O plano de recuperação precisa ser aprovado pelos credores da empresa, em uma assembleia-geral, e isso inclui os funcionários que forem demitidos.
Mas Coelho explica, no entanto, que os votos dos trabalhadores têm em geral um peso menor na deliberação sobre o plano.
“O trabalhador não tem muita voz, porque cada credor tem poder de voto de acordo com o tamanho da sua dívida. Se um banco tem um valor para receber que supera em dez, cem vezes os créditos trabalhistas, o seu voto terá um peso maior”, afirma.

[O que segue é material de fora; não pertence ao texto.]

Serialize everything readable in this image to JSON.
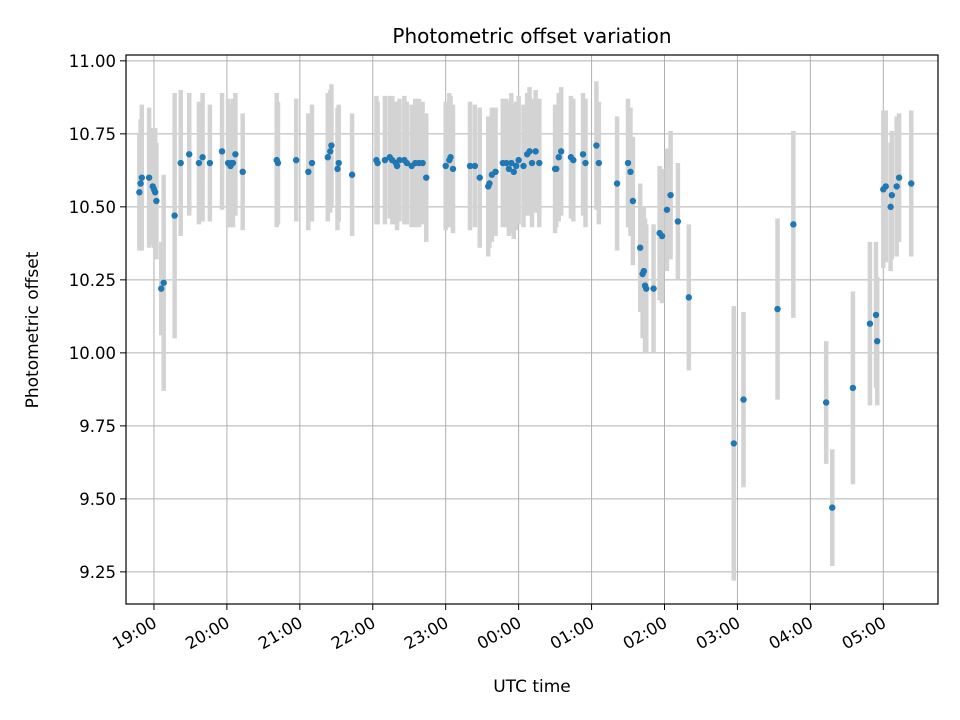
{
  "chart_data": {
    "type": "scatter",
    "title": "Photometric offset variation",
    "xlabel": "UTC time",
    "ylabel": "Photometric offset",
    "grid": true,
    "x_tick_labels": [
      "19:00",
      "20:00",
      "21:00",
      "22:00",
      "23:00",
      "00:00",
      "01:00",
      "02:00",
      "03:00",
      "04:00",
      "05:00"
    ],
    "y_tick_labels": [
      "9.25",
      "9.50",
      "9.75",
      "10.00",
      "10.25",
      "10.50",
      "10.75",
      "11.00"
    ],
    "ylim": [
      9.14,
      11.02
    ],
    "xlim": [
      "18:37",
      "05:45"
    ],
    "colors": {
      "marker": "#1f77b4",
      "errorbar": "#d3d3d3",
      "grid": "#b0b0b0"
    },
    "series": [
      {
        "points": [
          [
            "18:48",
            10.55,
            0.2
          ],
          [
            "18:49",
            10.58,
            0.22
          ],
          [
            "18:50",
            10.6,
            0.25
          ],
          [
            "18:56",
            10.6,
            0.24
          ],
          [
            "18:59",
            10.57,
            0.2
          ],
          [
            "19:00",
            10.56,
            0.2
          ],
          [
            "19:01",
            10.55,
            0.22
          ],
          [
            "19:02",
            10.52,
            0.2
          ],
          [
            "19:06",
            10.22,
            0.16
          ],
          [
            "19:08",
            10.24,
            0.37
          ],
          [
            "19:17",
            10.47,
            0.42
          ],
          [
            "19:22",
            10.65,
            0.25
          ],
          [
            "19:29",
            10.68,
            0.21
          ],
          [
            "19:37",
            10.65,
            0.21
          ],
          [
            "19:40",
            10.67,
            0.22
          ],
          [
            "19:46",
            10.65,
            0.2
          ],
          [
            "19:56",
            10.69,
            0.2
          ],
          [
            "20:01",
            10.65,
            0.22
          ],
          [
            "20:03",
            10.64,
            0.21
          ],
          [
            "20:04",
            10.65,
            0.2
          ],
          [
            "20:05",
            10.65,
            0.22
          ],
          [
            "20:07",
            10.68,
            0.21
          ],
          [
            "20:13",
            10.62,
            0.2
          ],
          [
            "20:41",
            10.66,
            0.23
          ],
          [
            "20:42",
            10.65,
            0.21
          ],
          [
            "20:57",
            10.66,
            0.21
          ],
          [
            "21:07",
            10.62,
            0.2
          ],
          [
            "21:10",
            10.65,
            0.2
          ],
          [
            "21:23",
            10.67,
            0.22
          ],
          [
            "21:25",
            10.69,
            0.21
          ],
          [
            "21:26",
            10.71,
            0.21
          ],
          [
            "21:31",
            10.63,
            0.21
          ],
          [
            "21:32",
            10.65,
            0.2
          ],
          [
            "21:43",
            10.61,
            0.21
          ],
          [
            "22:03",
            10.66,
            0.22
          ],
          [
            "22:04",
            10.65,
            0.21
          ],
          [
            "22:10",
            10.66,
            0.22
          ],
          [
            "22:14",
            10.67,
            0.21
          ],
          [
            "22:16",
            10.66,
            0.22
          ],
          [
            "22:19",
            10.65,
            0.21
          ],
          [
            "22:20",
            10.64,
            0.22
          ],
          [
            "22:22",
            10.66,
            0.21
          ],
          [
            "22:26",
            10.66,
            0.22
          ],
          [
            "22:28",
            10.65,
            0.21
          ],
          [
            "22:32",
            10.64,
            0.21
          ],
          [
            "22:35",
            10.65,
            0.22
          ],
          [
            "22:38",
            10.65,
            0.22
          ],
          [
            "22:41",
            10.65,
            0.21
          ],
          [
            "22:44",
            10.6,
            0.22
          ],
          [
            "23:00",
            10.64,
            0.22
          ],
          [
            "23:03",
            10.66,
            0.23
          ],
          [
            "23:04",
            10.67,
            0.21
          ],
          [
            "23:06",
            10.63,
            0.22
          ],
          [
            "23:20",
            10.64,
            0.22
          ],
          [
            "23:24",
            10.64,
            0.21
          ],
          [
            "23:28",
            10.6,
            0.24
          ],
          [
            "23:35",
            10.57,
            0.24
          ],
          [
            "23:36",
            10.58,
            0.22
          ],
          [
            "23:38",
            10.61,
            0.23
          ],
          [
            "23:41",
            10.62,
            0.22
          ],
          [
            "23:47",
            10.65,
            0.22
          ],
          [
            "23:50",
            10.65,
            0.22
          ],
          [
            "23:52",
            10.63,
            0.23
          ],
          [
            "23:54",
            10.65,
            0.24
          ],
          [
            "23:56",
            10.62,
            0.23
          ],
          [
            "23:58",
            10.64,
            0.22
          ],
          [
            "00:00",
            10.66,
            0.22
          ],
          [
            "00:04",
            10.64,
            0.21
          ],
          [
            "00:07",
            10.68,
            0.21
          ],
          [
            "00:09",
            10.69,
            0.22
          ],
          [
            "00:11",
            10.65,
            0.22
          ],
          [
            "00:14",
            10.69,
            0.21
          ],
          [
            "00:17",
            10.65,
            0.22
          ],
          [
            "00:30",
            10.63,
            0.22
          ],
          [
            "00:31",
            10.63,
            0.2
          ],
          [
            "00:33",
            10.67,
            0.22
          ],
          [
            "00:35",
            10.69,
            0.22
          ],
          [
            "00:43",
            10.67,
            0.21
          ],
          [
            "00:45",
            10.66,
            0.21
          ],
          [
            "00:53",
            10.68,
            0.21
          ],
          [
            "00:55",
            10.65,
            0.22
          ],
          [
            "01:04",
            10.71,
            0.22
          ],
          [
            "01:06",
            10.65,
            0.21
          ],
          [
            "01:21",
            10.58,
            0.23
          ],
          [
            "01:30",
            10.65,
            0.22
          ],
          [
            "01:32",
            10.62,
            0.22
          ],
          [
            "01:34",
            10.52,
            0.22
          ],
          [
            "01:40",
            10.36,
            0.22
          ],
          [
            "01:42",
            10.27,
            0.22
          ],
          [
            "01:43",
            10.28,
            0.22
          ],
          [
            "01:44",
            10.23,
            0.23
          ],
          [
            "01:45",
            10.22,
            0.22
          ],
          [
            "01:51",
            10.22,
            0.22
          ],
          [
            "01:56",
            10.41,
            0.23
          ],
          [
            "01:58",
            10.4,
            0.23
          ],
          [
            "02:02",
            10.49,
            0.21
          ],
          [
            "02:05",
            10.54,
            0.22
          ],
          [
            "02:11",
            10.45,
            0.2
          ],
          [
            "02:20",
            10.19,
            0.25
          ],
          [
            "02:57",
            9.69,
            0.47
          ],
          [
            "03:05",
            9.84,
            0.3
          ],
          [
            "03:33",
            10.15,
            0.31
          ],
          [
            "03:46",
            10.44,
            0.32
          ],
          [
            "04:13",
            9.83,
            0.21
          ],
          [
            "04:18",
            9.47,
            0.2
          ],
          [
            "04:35",
            9.88,
            0.33
          ],
          [
            "04:49",
            10.1,
            0.28
          ],
          [
            "04:54",
            10.13,
            0.25
          ],
          [
            "04:55",
            10.04,
            0.22
          ],
          [
            "05:00",
            10.56,
            0.27
          ],
          [
            "05:02",
            10.57,
            0.26
          ],
          [
            "05:06",
            10.5,
            0.22
          ],
          [
            "05:07",
            10.54,
            0.22
          ],
          [
            "05:11",
            10.57,
            0.24
          ],
          [
            "05:13",
            10.6,
            0.22
          ],
          [
            "05:23",
            10.58,
            0.25
          ]
        ]
      }
    ]
  }
}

A posição dos funcionários demitidos também é frágil porque, apesar de os valores que eles têm para receber serem em geral muito menores do que os de empresas e bancos, esse dinheiro faz muito mais falta no dia-a-dia de uma pessoa.
Uma empresa pode compensar a dívida não paga com outras receitas. O trabalhador em geral tem só o salário, e sem ele pode não ter como pagar as contas ou colocar comida na mesa.
Por isso, eles têm mais pressa, e sua margem de negociação é mais estreita do que a de outros credores.
Além disso, aceitar uma redução de salário ou receber menos do que deveria em uma rescisão comum pode ser uma perspectiva melhor do que se a empresa falir.
Em casos assim, todos os empregados são demitidos e entram no quadro geral de credores. Os bens da empresa são arrecadados e vendidos para pagar os credores.
“Os ativos da empresa podem ser insuficientes para remunerar todo mundo, e um trabalhador pode ficar sem receber ou receber daqui a 10, 15 anos e quem vai ver a cor desse dinheiro vai ser o filho ou o neto”, diz Pinto e Silva.